The lead detective in the George Zimmerman murder trial has hired famed lawyer Jose Baez to represent him as he maneuvers the next steps of the contentious high-profile case, the Miami Herald learned.
Chris Serino, a former Sanford police major-crimes investigator, became a controversial figure when evidence revealed that the detective had quietly filed an arrest affidavit a few weeks after the shooting death of Trayvon Martin, even as his chief publicly said there wasn't enough evidence to make a case.
Baez sent a letter last week to Dean Ringer Morton & Lawton, the law firm that sometimes represents the city of Sanford, advising that he will represent Serino in the upcoming proceedings. It is highly unusual for investigators to approach a murder trial with their own counsel.
Baez, who gained fame with the 2008 Casey Anthony case, declined to comment. A spokesman for Baez confirmed the letter and said Serino felt he needed an attorney to look out for his interests in the next stage of the case, but that he does not plan to file a lawsuit.
"He wants his own counsel — he's intimidated," said Baez spokesman Michael Wright. "It may not be a friendly deposition."
Tape recorded interviews between Zimmerman and Serino showed the investigator was skeptical of his suspect almost from the start. Three days after Martin was shot, Serino peppered Zimmerman with inconsistencies in his story and what he viewed as relatively light injuries, which didn't match the dramatic account of events.
Days after the interviews were made public, the 15-year department veteran was transferred to patrol duty on the overnight shift.
Like other Sanford police officers, he will soon have to give his sworn statement to prosecutors and Zimmerman's defense team.
Defense lawyer Mark O'Mara recently began interviewing Sanford police officers and detectives to determine who at the department wanted to arrest Zimmerman.
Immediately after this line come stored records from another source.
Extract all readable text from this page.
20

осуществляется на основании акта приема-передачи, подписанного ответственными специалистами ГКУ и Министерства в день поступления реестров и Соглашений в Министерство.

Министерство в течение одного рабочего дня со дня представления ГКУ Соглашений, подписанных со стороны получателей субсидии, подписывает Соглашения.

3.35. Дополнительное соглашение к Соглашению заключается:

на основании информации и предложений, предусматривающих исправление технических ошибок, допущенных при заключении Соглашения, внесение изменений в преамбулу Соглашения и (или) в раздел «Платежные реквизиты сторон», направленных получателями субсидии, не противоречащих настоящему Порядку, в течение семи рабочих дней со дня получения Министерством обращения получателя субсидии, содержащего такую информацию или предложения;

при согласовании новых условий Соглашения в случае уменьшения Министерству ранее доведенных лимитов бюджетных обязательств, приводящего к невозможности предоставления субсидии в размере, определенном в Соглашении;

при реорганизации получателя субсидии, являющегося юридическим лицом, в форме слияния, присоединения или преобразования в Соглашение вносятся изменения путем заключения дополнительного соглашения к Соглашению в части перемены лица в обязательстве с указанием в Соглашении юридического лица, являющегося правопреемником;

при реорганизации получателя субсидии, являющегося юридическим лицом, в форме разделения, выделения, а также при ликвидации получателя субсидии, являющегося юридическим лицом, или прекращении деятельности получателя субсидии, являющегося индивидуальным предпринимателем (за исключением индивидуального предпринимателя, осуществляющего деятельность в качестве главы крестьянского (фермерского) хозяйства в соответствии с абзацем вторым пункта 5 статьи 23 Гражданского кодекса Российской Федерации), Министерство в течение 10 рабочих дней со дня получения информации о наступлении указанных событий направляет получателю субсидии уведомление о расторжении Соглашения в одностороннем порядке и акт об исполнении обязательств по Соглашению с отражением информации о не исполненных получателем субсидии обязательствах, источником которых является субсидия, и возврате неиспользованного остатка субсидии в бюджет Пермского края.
Early interviews suggested the department was largely in agreement that there was no case against Zimmerman, O'Mara has said.
An FBI report released this summer showed Serino told agents that he was pressured by African-American officers to file charges.
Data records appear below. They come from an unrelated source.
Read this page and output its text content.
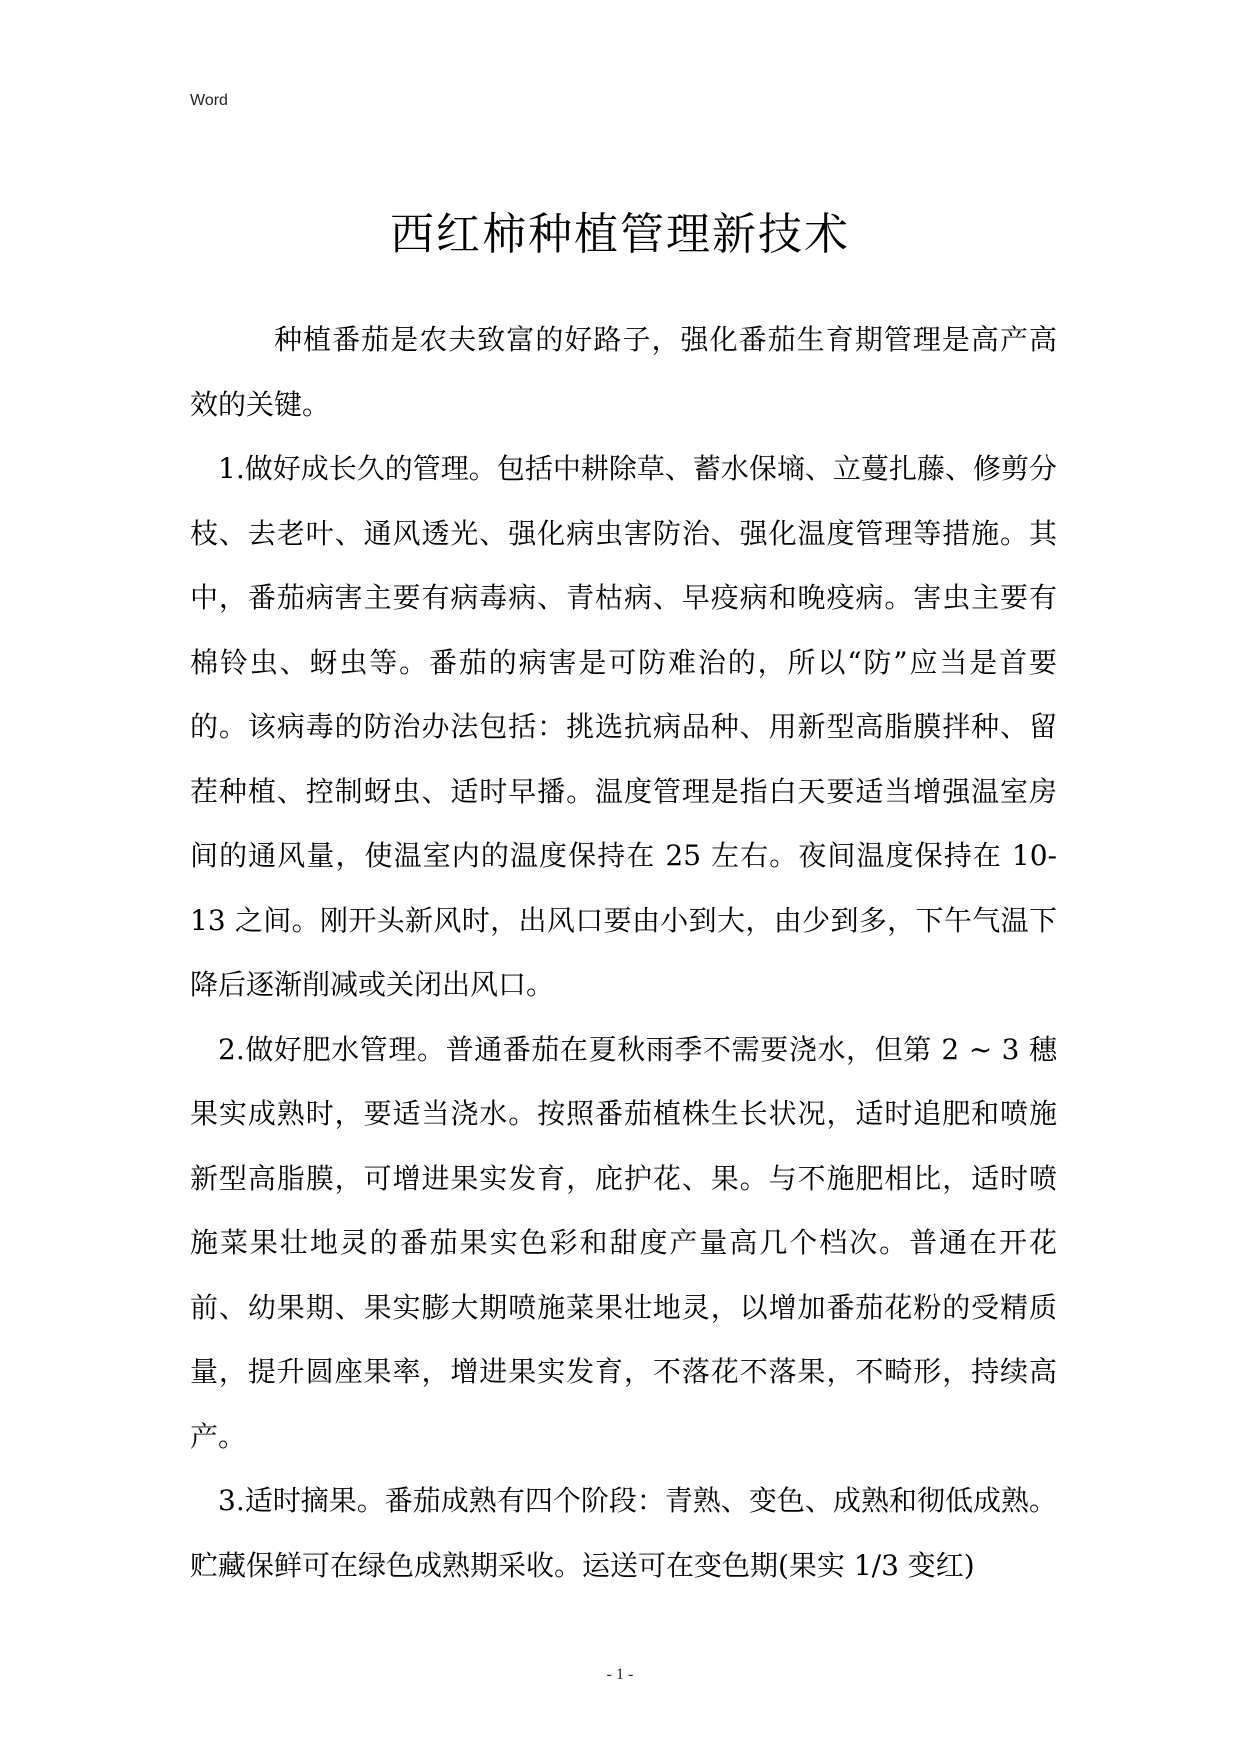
Word
西红柿种植管理新技术

种植番茄是农夫致富的好路子，强化番茄生育期管理是高产高效的关键。

1.做好成长久的管理。包括中耕除草、蓄水保墒、立蔓扎藤、修剪分枝、去老叶、通风透光、强化病虫害防治、强化温度管理等措施。其中，番茄病害主要有病毒病、青枯病、早疫病和晚疫病。害虫主要有棉铃虫、蚜虫等。番茄的病害是可防难治的，所以“防”应当是首要的。该病毒的防治办法包括：挑选抗病品种、用新型高脂膜拌种、留茬种植、控制蚜虫、适时早播。温度管理是指白天要适当增强温室房间的通风量，使温室内的温度保持在 25 左右。夜间温度保持在 10-13 之间。刚开头新风时，出风口要由小到大，由少到多，下午气温下降后逐渐削减或关闭出风口。

2.做好肥水管理。普通番茄在夏秋雨季不需要浇水，但第 2 ~ 3 穗果实成熟时，要适当浇水。按照番茄植株生长状况，适时追肥和喷施新型高脂膜，可增进果实发育，庇护花、果。与不施肥相比，适时喷施菜果壮地灵的番茄果实色彩和甜度产量高几个档次。普通在开花前、幼果期、果实膨大期喷施菜果壮地灵，以增加番茄花粉的受精质量，提升圆座果率，增进果实发育，不落花不落果，不畸形，持续高产。

3.适时摘果。番茄成熟有四个阶段：青熟、变色、成熟和彻低成熟。贮藏保鲜可在绿色成熟期采收。运送可在变色期(果实 1/3 变红)

- 1 -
The Feb. 26 killing exploded into national news after the Sanford police, citing Florida's Stand Your Ground law, declined to arrest Zimmerman. The Police Department never revealed that there was internal disagreement about filing charges against Zimmerman.
Zimmerman claims he was attacked by the unarmed Martin while the teenager was walking through the townhouse complex where Zimmerman lived. He says he was forced to shoot in self defense.
Once the case was taken away from the Sanford police, Zimmerman was charged with second-degree murder.